The first point to stress is that the Talmud was written three, four, or five centuries after Jesus. We wouldn’t decide what a 17th century Protestant believed based on what Presbyterians today do….
Hello Bart/Dr Ehrman
I am aware of your view that when Jesus spoke about the kingdom of heaven he ment a kingdom of heaven here on earth at judgement day and that Jesus believed and taught it during his ministry and that it was coming soon as in his lifetime or his generation
.
Christians believe that to think or believe your view on this then one would have to assume and believe that Jesus means judgement day every single time he mentions the term :kingdom of heaven :
What do you say to this Bart?
Thanks.
I’m not sure exactly what you’re asking, but yes, when Jesus referred to the coming Kingdom of God he was referring to the future day of judgment and its aftermath.

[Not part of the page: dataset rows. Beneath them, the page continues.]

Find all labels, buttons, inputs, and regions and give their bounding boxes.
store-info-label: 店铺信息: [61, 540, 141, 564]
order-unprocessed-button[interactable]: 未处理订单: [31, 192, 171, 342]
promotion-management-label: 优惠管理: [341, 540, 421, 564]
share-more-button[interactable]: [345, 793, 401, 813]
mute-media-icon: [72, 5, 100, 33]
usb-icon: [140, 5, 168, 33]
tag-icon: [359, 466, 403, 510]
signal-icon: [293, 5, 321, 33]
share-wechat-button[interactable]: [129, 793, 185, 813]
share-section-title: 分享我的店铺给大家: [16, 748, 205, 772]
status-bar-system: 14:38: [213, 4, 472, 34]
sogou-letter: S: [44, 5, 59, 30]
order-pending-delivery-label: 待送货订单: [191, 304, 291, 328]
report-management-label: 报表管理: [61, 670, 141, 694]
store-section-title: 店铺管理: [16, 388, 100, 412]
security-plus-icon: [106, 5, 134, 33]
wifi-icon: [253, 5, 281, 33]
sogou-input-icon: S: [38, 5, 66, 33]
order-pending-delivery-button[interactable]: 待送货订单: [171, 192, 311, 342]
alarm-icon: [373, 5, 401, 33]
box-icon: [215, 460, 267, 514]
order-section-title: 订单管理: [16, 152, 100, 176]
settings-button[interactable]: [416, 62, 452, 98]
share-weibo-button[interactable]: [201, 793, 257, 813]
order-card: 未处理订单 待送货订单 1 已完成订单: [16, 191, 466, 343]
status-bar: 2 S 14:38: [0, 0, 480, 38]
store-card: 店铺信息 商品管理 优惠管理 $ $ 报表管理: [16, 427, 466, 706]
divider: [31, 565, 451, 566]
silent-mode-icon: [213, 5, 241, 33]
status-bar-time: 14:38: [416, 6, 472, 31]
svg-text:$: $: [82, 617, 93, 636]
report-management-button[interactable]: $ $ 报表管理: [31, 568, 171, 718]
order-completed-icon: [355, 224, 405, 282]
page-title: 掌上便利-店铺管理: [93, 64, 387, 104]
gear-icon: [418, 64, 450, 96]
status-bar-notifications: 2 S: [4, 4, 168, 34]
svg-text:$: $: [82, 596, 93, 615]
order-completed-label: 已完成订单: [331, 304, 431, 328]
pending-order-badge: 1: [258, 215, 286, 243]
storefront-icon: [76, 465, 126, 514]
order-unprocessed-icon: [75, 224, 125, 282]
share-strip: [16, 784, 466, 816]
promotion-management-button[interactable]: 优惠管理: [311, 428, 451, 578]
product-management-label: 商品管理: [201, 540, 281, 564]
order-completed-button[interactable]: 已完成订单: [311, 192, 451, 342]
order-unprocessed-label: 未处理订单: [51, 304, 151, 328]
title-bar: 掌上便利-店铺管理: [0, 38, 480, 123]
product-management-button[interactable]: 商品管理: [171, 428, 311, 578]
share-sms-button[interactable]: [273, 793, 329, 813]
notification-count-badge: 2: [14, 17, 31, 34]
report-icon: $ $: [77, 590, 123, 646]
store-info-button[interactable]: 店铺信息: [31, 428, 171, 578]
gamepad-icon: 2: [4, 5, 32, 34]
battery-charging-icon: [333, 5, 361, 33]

You’ve had a number of related questions on this kind of thing; I’d suggest you read my book Heaven and Hell which discusses such things and provides the relevant evidence.

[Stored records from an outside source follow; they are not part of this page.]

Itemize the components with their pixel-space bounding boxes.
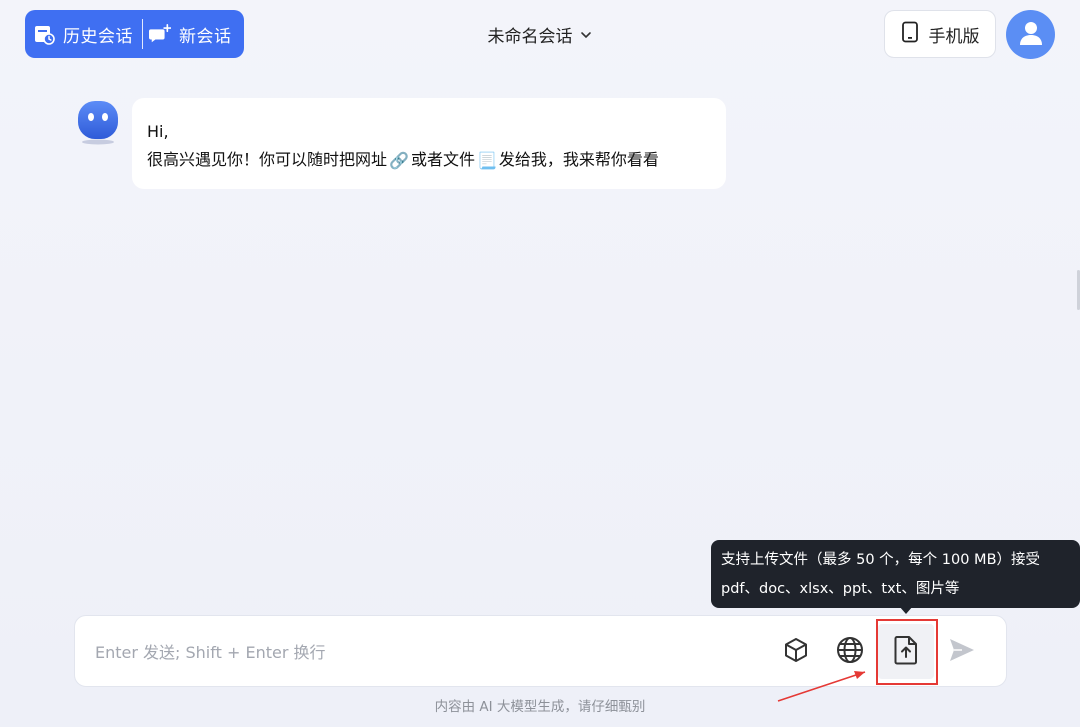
user-avatar-icon [1017, 19, 1045, 51]
user-avatar[interactable] [1006, 10, 1055, 59]
upload-highlight-box [876, 619, 938, 685]
message-text-3: 发给我，我来帮你看看 [498, 150, 659, 169]
cube-icon [782, 636, 810, 668]
message-greeting: Hi, [147, 122, 169, 141]
phone-icon [901, 21, 919, 48]
tooltip-line-1: 支持上传文件（最多 50 个，每个 100 MB）接受 [721, 552, 1041, 568]
send-icon [948, 637, 976, 667]
chevron-down-icon [579, 28, 593, 42]
upload-tooltip: 支持上传文件（最多 50 个，每个 100 MB）接受 pdf、doc、xlsx… [711, 540, 1080, 608]
tooltip-line-2: pdf、doc、xlsx、ppt、txt、图片等 [721, 581, 960, 597]
conversation-title: 未命名会话 [487, 27, 573, 47]
mobile-version-button[interactable]: 手机版 [884, 10, 996, 58]
model-button[interactable] [778, 634, 814, 670]
message-body: 很高兴遇见你！你可以随时把网址 🔗 或者文件 📃 发给我，我来帮你看看 [147, 146, 711, 175]
tooltip-arrow [899, 606, 913, 614]
message-text-1: 很高兴遇见你！你可以随时把网址 [147, 150, 388, 169]
composer [74, 615, 1007, 687]
globe-icon [835, 635, 865, 669]
web-search-button[interactable] [832, 634, 868, 670]
message-input[interactable] [95, 638, 695, 666]
send-button[interactable] [944, 634, 980, 670]
document-icon: 📃 [476, 150, 497, 170]
assistant-message: Hi, 很高兴遇见你！你可以随时把网址 🔗 或者文件 📃 发给我，我来帮你看看 [132, 98, 726, 189]
ai-disclaimer: 内容由 AI 大模型生成，请仔细甄别 [434, 699, 646, 715]
chat-page: 历史会话 新会话 未命名会话 手机版 Hi, 很高兴遇见你！你可以随时把网址 🔗… [0, 0, 1080, 727]
mobile-label: 手机版 [928, 26, 980, 47]
link-icon: 🔗 [389, 150, 409, 170]
message-text-2: 或者文件 [410, 150, 475, 169]
bot-avatar-icon [77, 100, 119, 145]
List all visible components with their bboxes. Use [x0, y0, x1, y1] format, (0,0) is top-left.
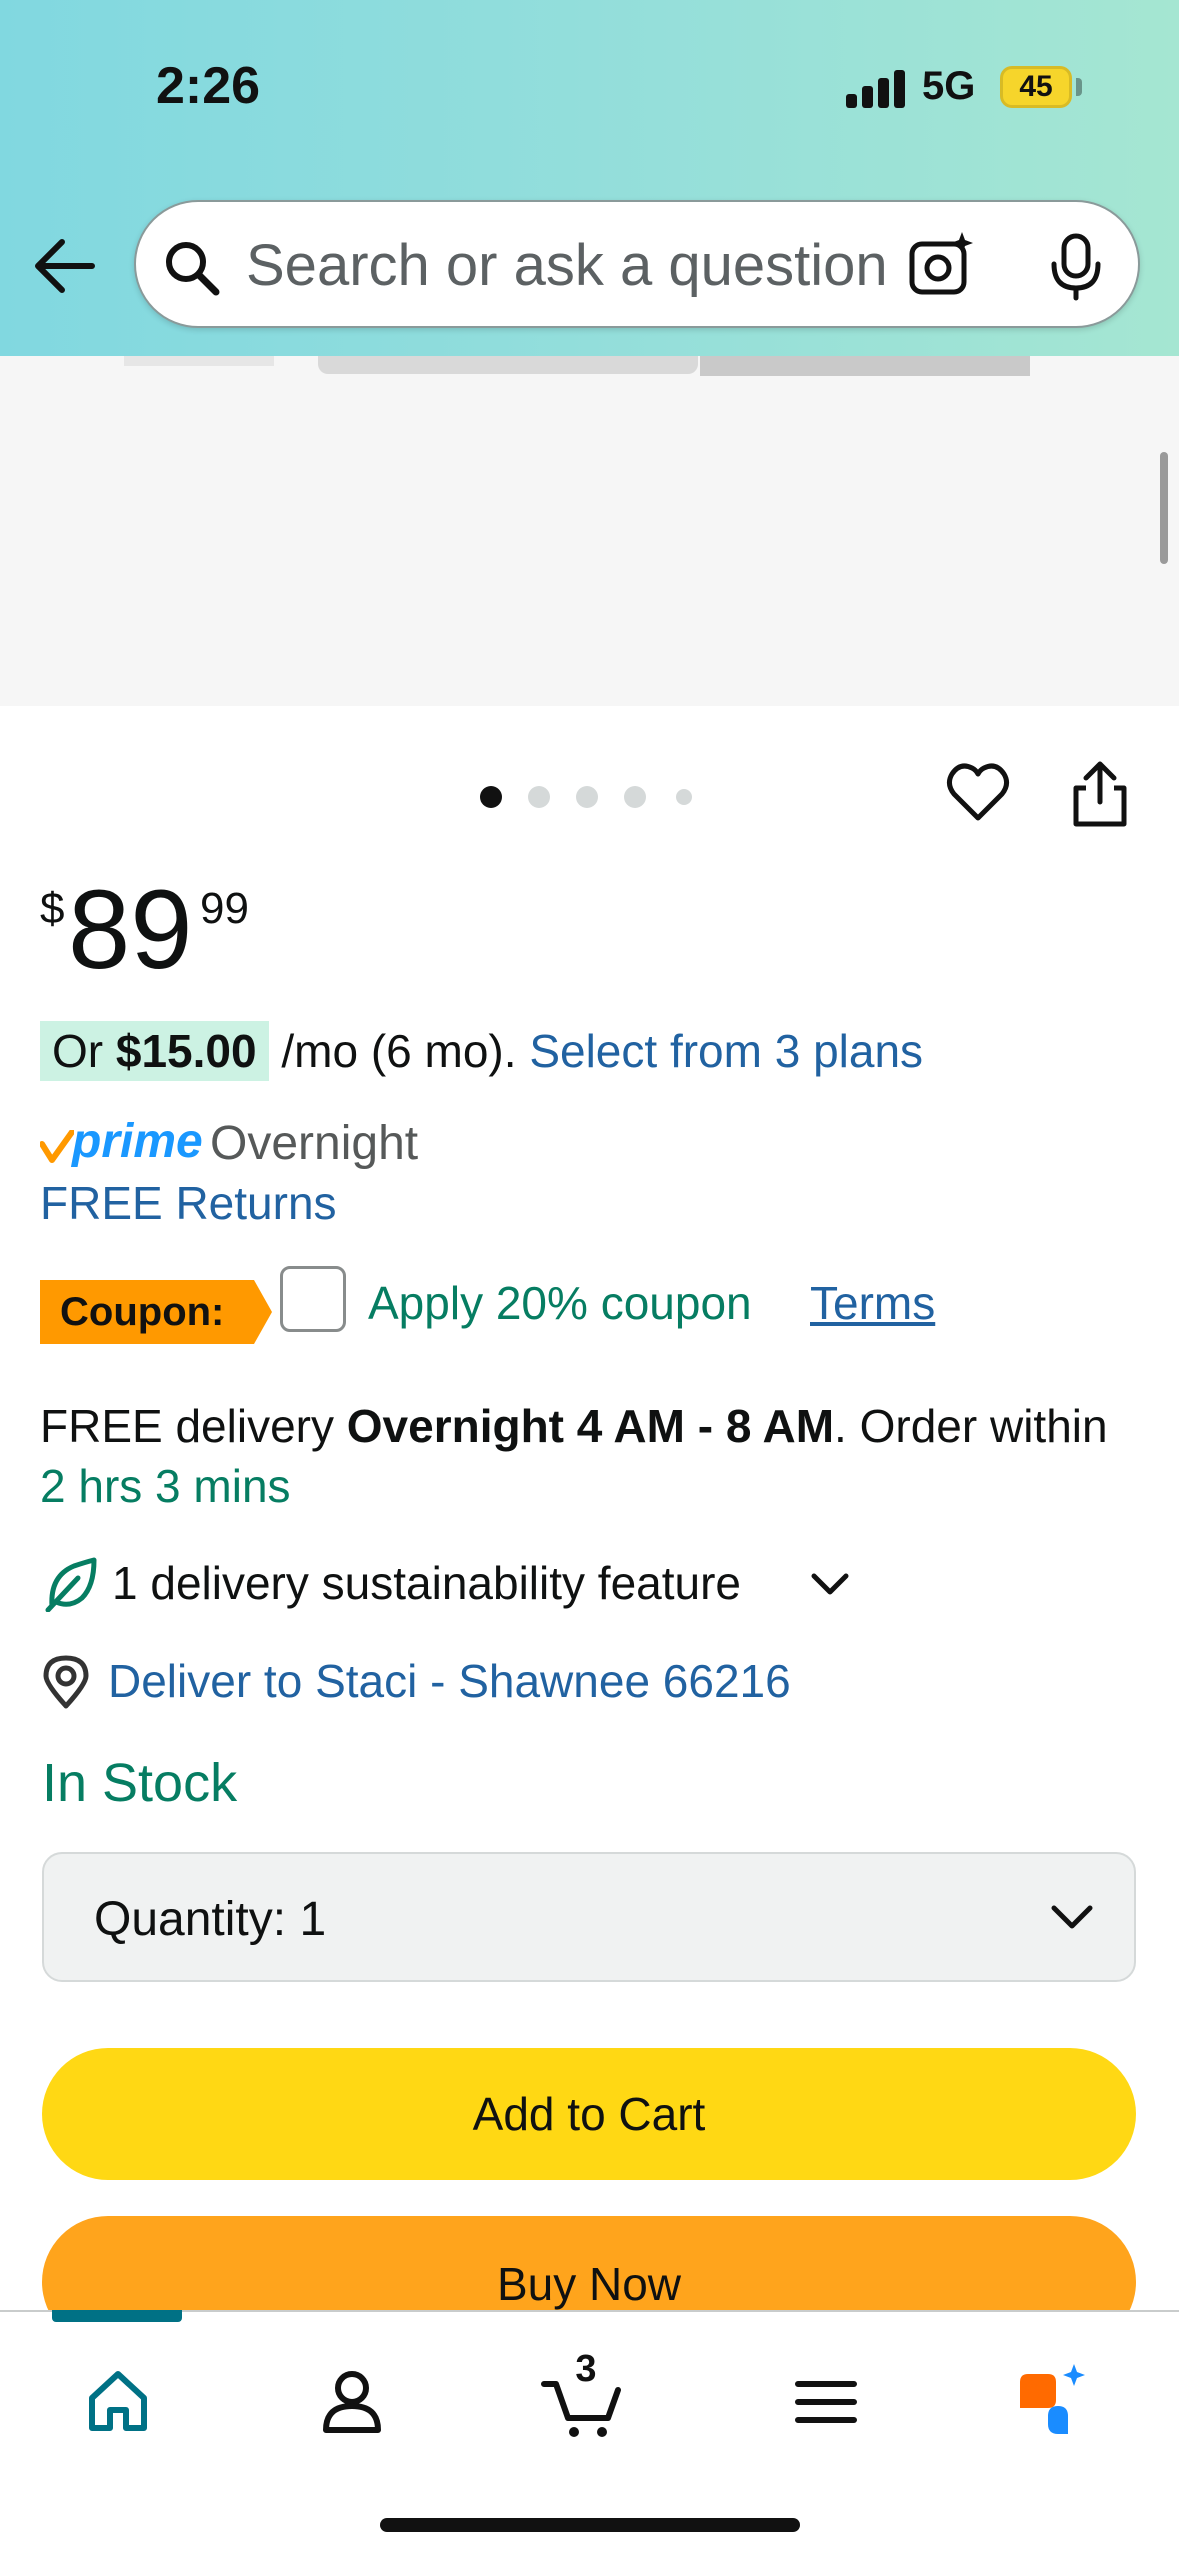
carousel-dot[interactable] — [528, 786, 550, 808]
product-image-edge — [700, 356, 1030, 376]
coupon-label[interactable]: Apply 20% coupon — [368, 1276, 752, 1330]
installment-highlight: Or $15.00 — [40, 1021, 269, 1081]
network-type: 5G — [922, 64, 976, 108]
carousel-dot[interactable] — [624, 786, 646, 808]
back-arrow-icon[interactable] — [30, 226, 102, 306]
prime-check-icon — [39, 1129, 75, 1170]
header: 2:26 5G 45 — [0, 0, 1179, 356]
image-carousel-dots[interactable] — [480, 782, 720, 810]
rufus-ai-icon[interactable] — [1004, 2354, 1100, 2450]
heart-icon[interactable] — [944, 758, 1012, 826]
menu-icon[interactable] — [778, 2354, 874, 2450]
delivery-info: FREE delivery Overnight 4 AM - 8 AM. Ord… — [40, 1400, 1108, 1512]
search-icon — [162, 238, 222, 298]
carousel-dot[interactable] — [676, 789, 692, 805]
location-pin-icon — [42, 1654, 90, 1710]
installment-amount: $15.00 — [115, 1025, 257, 1077]
delivery-countdown: 2 hrs 3 mins — [40, 1460, 291, 1512]
coupon-terms-link[interactable]: Terms — [810, 1276, 935, 1330]
prime-speed: Overnight — [210, 1117, 419, 1170]
battery-icon: 45 — [1000, 66, 1072, 108]
share-icon[interactable] — [1068, 758, 1132, 830]
stock-status: In Stock — [42, 1753, 238, 1813]
chevron-down-icon — [810, 1570, 850, 1600]
coupon-badge: Coupon: — [40, 1280, 272, 1344]
deliver-to-text: Deliver to Staci - Shawnee 66216 — [108, 1655, 791, 1707]
search-input[interactable] — [246, 230, 906, 300]
add-to-cart-button[interactable]: Add to Cart — [42, 2048, 1136, 2180]
camera-lens-icon[interactable] — [906, 230, 976, 300]
prime-logo: prime — [72, 1115, 203, 1168]
carousel-dot[interactable] — [480, 786, 502, 808]
sustainability-label: 1 delivery sustainability feature — [112, 1557, 741, 1609]
quantity-dropdown[interactable]: Quantity: 1 — [42, 1852, 1136, 1982]
price-whole: 89 — [68, 867, 193, 992]
battery-cap — [1076, 78, 1082, 96]
carousel-dot[interactable] — [576, 786, 598, 808]
product-image-edge — [124, 356, 274, 366]
cart-count-badge: 3 — [575, 2348, 597, 2390]
active-tab-indicator — [52, 2310, 182, 2322]
chevron-down-icon — [1050, 1898, 1094, 1938]
installment-terms: /mo (6 mo). — [268, 1025, 530, 1077]
price-symbol: $ — [40, 884, 65, 933]
price-fraction: 99 — [200, 884, 249, 933]
free-returns-link[interactable]: FREE Returns — [40, 1176, 337, 1230]
sustainability-feature[interactable]: 1 delivery sustainability feature — [40, 1552, 1140, 1616]
coupon-checkbox[interactable] — [280, 1266, 346, 1332]
product-image[interactable] — [0, 356, 1179, 706]
cart-icon[interactable]: 3 — [536, 2348, 632, 2450]
quantity-value: 1 — [299, 1893, 327, 1946]
home-icon[interactable] — [70, 2354, 166, 2450]
home-indicator — [380, 2518, 800, 2532]
leaf-icon — [44, 1556, 98, 1613]
scroll-indicator[interactable] — [1160, 452, 1168, 564]
select-plans-link[interactable]: Select from 3 plans — [529, 1025, 923, 1077]
account-icon[interactable] — [304, 2354, 400, 2450]
installment-offer: Or $15.00 /mo (6 mo). Select from 3 plan… — [40, 1021, 923, 1086]
microphone-icon[interactable] — [1046, 232, 1106, 302]
product-image-edge — [318, 356, 698, 374]
status-time: 2:26 — [156, 57, 261, 115]
quantity-label: Quantity: 1 — [94, 1893, 327, 1946]
search-bar[interactable] — [134, 200, 1140, 328]
delivery-window: Overnight 4 AM - 8 AM — [346, 1400, 835, 1452]
signal-strength-icon — [846, 70, 908, 108]
coupon-row: Coupon: Apply 20% coupon Terms — [40, 1264, 1140, 1344]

Hey Bart. Yes I have read that book and Armageddon is on the way as I speak. I am quite a slow learner tho and I am very much a novice on most areas on the Bible but I am learning thanks to you.
Dr. Ehrman,
I have a question about pretty much everything Paul had to say about angels. But first, my understanding is that in the old testament when angels appeared to humans, they were commonly (always?) feared. With dread. Like, “Ohhhhh noooooo…… a freaking angel is here. We’re doomed.”
Paul was familiar with Jewish scripture, and all his comments about angels referenced above strike me as very odd. How does a Jew in his day speak negatively about angels? What Jew in his day has any interpretation of scripture to say humans would rule angels? Saying Jesus offers gentiles salvation is one thing, but talking badly about angels???
Basically, Dr. Ehrman, how does Paul get away with talking about angels in such a way that is never, ever even hinted at in the OT?
Sorry, I’m not sure what statements of Paul you’re referring to that seem at odds with the Hebrew Bible. Two big points to stress, though, are that angels (and how they are observed by humans) are portrayed differently in different parts of Scripoture (sometimes they’re just humans and the person seeing them doesn’t realize they’re an angels — e.g. Genesis 18); and — just as important — within apocalyptic Judaism that had developed after the OT narratives were long in circulation but Paul was around views of angels/demons/supernatural forces had developed significantly within Judaism.
A Jew was criticizing the Marcion group?
Sorry, I’m not sure what you’re asking. Jude was written before Marcion was around.
Unrelated. What are the most exciting new perspectives, movements and / or “discoveries” in NT scholarship that you believe are plausible?
Depends how we define “new.” Methodologically, the most fruitful for modern times were the shift to understanding the social history of early Christianity instead of simply the “theology” or “ideas” of the writers (this started when I was in grad school, so “new” depending on perspective. Materially, the most important archaoeological discovery was the Gospel of Judas. For me at least.